According to foreign residents, the Egyptian conglomerate Orascom has just begun refurbishing the top floors of the pyramid-shaped Ryugyong Hotel, whose 330m (1,083ft) frame dominates the skyline of the capital of North Korea, which is one of the world's most reclusive and destitute countries.
The firm has put glass panels into the concrete shell, installed telecommunications antennae – even though the North forbids its citizens to own mobile phones – and put up an artist's impression of what it will look like. An official with the group said its Orascom Telecom subsidiary was involved in the project, but gave no details. The hotel consists of three wings rising at 75-degree angles capped by several floors arranged in rings, which are supposed to hold five revolving restaurants and an observation deck. A creaky building crane has for years sat unused at the top of the 3,000-room hotel in a city that tourists are only occasionally allowed to visit.
"It is not a beautiful design. It carries little iconic or monumental significance, but sheer muscular and massive presence," Lee Sang Jun, a professor of architecture at Yonsei University in Seoul, South Korea, said.
The communist North started construction in 1987 in a possible fit of jealousy at South Korea, which was about to host the 1988 summer Olympics and show off to the world the success of its rapidly-developing economy. A concrete shell built by North Korea's Paektu Mountain Architects & Engineers emerged over the next few years.
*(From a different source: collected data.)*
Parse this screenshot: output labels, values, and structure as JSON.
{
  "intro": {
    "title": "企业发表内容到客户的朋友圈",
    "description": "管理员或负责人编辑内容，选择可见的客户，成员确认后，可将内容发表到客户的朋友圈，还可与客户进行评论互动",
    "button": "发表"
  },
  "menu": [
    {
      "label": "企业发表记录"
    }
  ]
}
A proud North Korea put a picture of the hotel on postage stamps and boasted about the structure in the state media.
According to intelligence sources, the then North Korean leader, Kim Il-sung, saw the hotel as a symbol of his big dreams for the state he founded, while his son and current leader, Kim Jong-il, was a driving force in its construction. But by 1992, work was halted. The North's main benefactor, the former Soviet Union, had dissolved a year earlier and funding for the hotel had vanished. For a time, the North airbrushed images of the Ryugyong Hotel from photographs. As the North's economy took a deeper turn for the worse in the 1990s, the empty shell became a symbol of the country's failure, earning the nicknames "Hotel of Doom" and "Phantom Hotel".
Mr Lee and other architects said there were questions raised about whether the hotel was structurally sound, and a few believed completing the structure could cause it to collapse.
It would cost up to $2bn (£1bn) to finish the Ryugyong Hotel and make it safe, according to estimates in South Korea's media. That is equivalent to about 10 per cent of the North's annual economic output. Bruno Giberti, the associate head of California Polytechnic State University's department of architecture, said the project was typical of what has been produced recently by many cities which were trying to show their emerging wealth by constructing gigantic edifices that were not related in scale to anything else around them.
Mr Giberti, when asked about Esquire magazine's comment about the hotel, said: "If this is the worst building in the world, the runners-up are in [Las] Vegas and Shanghai."